The news conference was organized by Lamia Holland and Janet Sinclair of Buckland. When asked why, as Buckland residents, they were getting involved in a Shelburne planning issue, Holland said she and other Buckland residents within the village of Shelburne Falls have as much at stake as the Shelburne residents, although they don’t vote in Shelburne and weren’t able to sign the petition for a ban in Shelburne.
“There’s not a town named ‘Shelburne Falls,’ but there’s so much that the village does that includes both towns (Buckland and Shelburne),” said Holland. “But when it comes to something like this – we have a direct view of that mountain,” she said, pointing to Mount Massaemet, where a wind farm is proposed to be built, about 1½ miles from her home.

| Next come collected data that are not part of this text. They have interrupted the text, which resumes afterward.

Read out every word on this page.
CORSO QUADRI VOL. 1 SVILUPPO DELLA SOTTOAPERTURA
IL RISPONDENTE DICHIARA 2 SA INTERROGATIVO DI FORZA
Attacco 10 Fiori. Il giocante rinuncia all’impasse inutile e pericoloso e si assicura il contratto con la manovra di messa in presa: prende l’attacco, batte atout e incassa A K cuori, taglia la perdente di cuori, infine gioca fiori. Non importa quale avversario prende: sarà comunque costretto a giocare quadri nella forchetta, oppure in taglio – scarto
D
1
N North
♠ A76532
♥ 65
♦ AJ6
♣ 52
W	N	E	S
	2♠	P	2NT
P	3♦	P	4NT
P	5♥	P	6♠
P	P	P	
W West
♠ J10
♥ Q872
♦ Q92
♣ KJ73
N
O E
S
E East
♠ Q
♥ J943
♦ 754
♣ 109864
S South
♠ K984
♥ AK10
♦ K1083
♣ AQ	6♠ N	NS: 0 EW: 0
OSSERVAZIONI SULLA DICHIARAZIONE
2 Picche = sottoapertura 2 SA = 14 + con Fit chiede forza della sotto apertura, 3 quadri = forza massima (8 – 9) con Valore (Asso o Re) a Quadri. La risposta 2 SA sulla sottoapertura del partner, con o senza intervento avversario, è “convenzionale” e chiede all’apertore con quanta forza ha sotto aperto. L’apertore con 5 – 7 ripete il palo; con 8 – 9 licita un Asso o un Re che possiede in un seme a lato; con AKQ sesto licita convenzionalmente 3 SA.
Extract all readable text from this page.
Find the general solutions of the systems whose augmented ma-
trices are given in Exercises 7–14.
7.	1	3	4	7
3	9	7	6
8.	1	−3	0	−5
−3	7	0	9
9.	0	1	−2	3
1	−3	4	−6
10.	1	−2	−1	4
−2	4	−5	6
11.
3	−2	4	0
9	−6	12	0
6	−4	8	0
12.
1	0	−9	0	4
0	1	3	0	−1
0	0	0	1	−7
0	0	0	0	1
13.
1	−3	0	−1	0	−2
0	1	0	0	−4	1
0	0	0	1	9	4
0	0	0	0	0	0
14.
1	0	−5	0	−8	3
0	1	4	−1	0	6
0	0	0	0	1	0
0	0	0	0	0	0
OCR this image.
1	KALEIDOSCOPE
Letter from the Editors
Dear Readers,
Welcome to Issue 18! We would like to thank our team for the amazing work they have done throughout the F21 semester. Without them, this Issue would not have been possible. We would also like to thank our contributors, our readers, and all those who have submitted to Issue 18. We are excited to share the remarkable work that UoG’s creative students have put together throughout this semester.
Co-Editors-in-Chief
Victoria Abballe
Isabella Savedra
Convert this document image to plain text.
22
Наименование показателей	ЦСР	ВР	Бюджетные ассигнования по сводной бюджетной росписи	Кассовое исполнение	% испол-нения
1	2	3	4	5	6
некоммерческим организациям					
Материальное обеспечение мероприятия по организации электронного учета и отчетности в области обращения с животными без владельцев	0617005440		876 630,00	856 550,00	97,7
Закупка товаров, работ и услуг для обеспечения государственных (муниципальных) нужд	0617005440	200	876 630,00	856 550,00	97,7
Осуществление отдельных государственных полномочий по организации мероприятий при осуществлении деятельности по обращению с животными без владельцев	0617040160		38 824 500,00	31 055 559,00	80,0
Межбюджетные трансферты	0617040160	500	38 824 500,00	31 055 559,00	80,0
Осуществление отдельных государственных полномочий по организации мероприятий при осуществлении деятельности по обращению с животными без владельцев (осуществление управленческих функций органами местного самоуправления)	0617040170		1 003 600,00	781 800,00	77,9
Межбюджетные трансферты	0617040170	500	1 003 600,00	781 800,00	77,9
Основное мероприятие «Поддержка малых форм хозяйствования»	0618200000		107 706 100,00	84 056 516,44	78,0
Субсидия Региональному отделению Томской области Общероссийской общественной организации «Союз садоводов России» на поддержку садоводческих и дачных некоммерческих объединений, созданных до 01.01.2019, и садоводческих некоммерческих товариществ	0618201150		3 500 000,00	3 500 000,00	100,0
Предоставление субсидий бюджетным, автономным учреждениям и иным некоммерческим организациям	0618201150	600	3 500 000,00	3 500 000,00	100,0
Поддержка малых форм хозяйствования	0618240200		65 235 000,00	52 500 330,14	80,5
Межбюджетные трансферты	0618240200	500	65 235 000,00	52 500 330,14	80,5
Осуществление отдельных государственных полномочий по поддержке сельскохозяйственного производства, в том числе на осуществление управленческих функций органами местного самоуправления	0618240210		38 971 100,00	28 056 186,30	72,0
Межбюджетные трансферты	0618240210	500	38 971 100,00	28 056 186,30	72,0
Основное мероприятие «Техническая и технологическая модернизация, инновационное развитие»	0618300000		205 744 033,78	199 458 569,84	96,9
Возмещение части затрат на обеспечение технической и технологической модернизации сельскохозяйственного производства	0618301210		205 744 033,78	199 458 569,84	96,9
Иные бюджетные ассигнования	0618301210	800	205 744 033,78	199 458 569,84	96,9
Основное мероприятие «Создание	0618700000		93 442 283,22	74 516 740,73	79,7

“I’m really sick of talking about wind turbines,” she added. “I really want a bylaw that fully bans industrial turbines. I don’t want to wait another year to see what’s going to happen.”
The public hearing on the commercial wind turbine ban in Shelburne takes place today at 7 p.m. in Buckland-Shelburne Elementary School.
Holland’s remark about “waiting another year” referred to the Shelburne Planning Board’s proposal for a yearlong moratorium on wind turbines, to give the board time to develop a wind turbine siting bylaw for Shelburne, for both residential and commercialscale turbines.
However, before they voted in favor of a moratorium, a new proposal was submitted by Frederick “Don” Field of Mount Massaemet Windfarm Inc. for a 6-megawatt, four-turbine wind facility on the mountain, east of the Shelburne State Forest.
Patrick has said the group has spent at least 1,000 hours researching wind turbines and has invited several experts on wind and solar power – as well as people living near such facilities – to speak in Memorial Hall.